Таровицкая вздохнула и закатила глаза.

– Он газетчик, – Одовецкая все же вытерла пальцы о юбку. – А они вечно гадости пишут…

– Неправда! – Лизавете стало обидно.

Да, она писала гадости, не без того, но ведь она лишь рассказывала о людях, которые оные гадости совершают. Почему тогда получается, что люди эти несчастные, а газетчики – сволочи?

Или совершать гадости можно, а рассказывать о них – никак?

– Правда, правда, – Авдотья цветочки перебирала с видом преудивленным, будто не могла понять, как вышло ей собрать этакий веник. – Папенька тоже говорит, к нему как-то один приезжал, все ходил по городу, вынюхивал, выглядывал. Оказалось – шпион.

– И что вы сделали? – в голосе Одовецкой слышался немалый интерес.

– Как что? Повесили, и дело с концом…

Лизавета потрогала шею. Подумалось, узнай подруженьки о ее работе… Нет уж, лучше, чтоб не знали. Да и какие из них подруги? Случайные. Жизнь свела, жизнь и разведет. Закончится конкурс, и разойдутся, разлетятся пути-дороженьки. Лизавета домой вернется.

И научится вышивать крестиком.

Или вот крючком вязать. У тетушки изрядно выходит. Будет писать сестрицам письма, радоваться, что у них-то жизнь сложилась, а сама… что сама? Поплачет да успокоится…

– Если он газетчик, – Таровицкая выплетала узор из васильков и ромашек, вставляя тонюсенькие веточки вейника, – то мог что-то узнать такое, чего знать ему не полагалось.

– Узнал, – сказала Лизавета. – Он мне говорил… я потому его… он сказал, что скоро тут весело станет.

– Вот так прямо и сказал?

– Не то чтобы прямо… я так поняла.

– Знаешь его?

Лизавета кивнула. И уточнила:

– Не слишком близко. Он ко мне сватался.

Авдотья фыркнула. Таровицкая бровку приподняла, а Одовецкая головой покачала, явно не одобряя. Вот только что именно она не одобряла – намерения ли покойного или же саму мысль, что к Лизавете могут свататься, – осталось неясно.

– Он и раньше был… не особо вежлив, – раз уж начала говорить, то следовало продолжать. – Сказал, что все равно мне деваться некуда… а скоро… что-то произойдет. Нехорошее. И полагаю, на празднествах…
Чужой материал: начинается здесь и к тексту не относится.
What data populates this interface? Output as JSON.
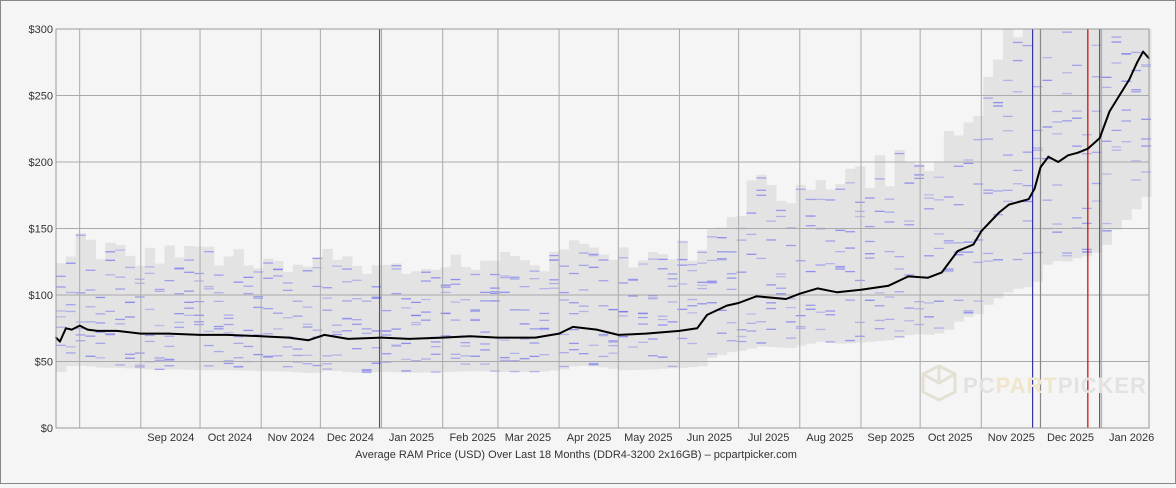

– Произойдет… – задумчиво произнесла Таровицкая и пальцами щелкнула. Вспыхнул белым пламенем цветочный венок да и осыпался пеплом.

– Всенепременно произойдет, – согласилась с нею Одовецкая. – А знал он, выходит, много… и Стрежницкого арестовали…

– Что? – Авдотья вздрогнула.

– Не слышали? – Аглая явно удивилась. – Об этом ныне только и разговоров… он конкурсантку убил…

– Быть того…

– И признался. Она то ли сама к нему пришла, то ли заманил коварно. Главное, что он ее застрелил. А стало быть, повесят скоро.

Авдотья побледнела. Покраснела. И встала.

– Куда? – поинтересовалась Таровицкая. – Тебя к нему не пустят… правда…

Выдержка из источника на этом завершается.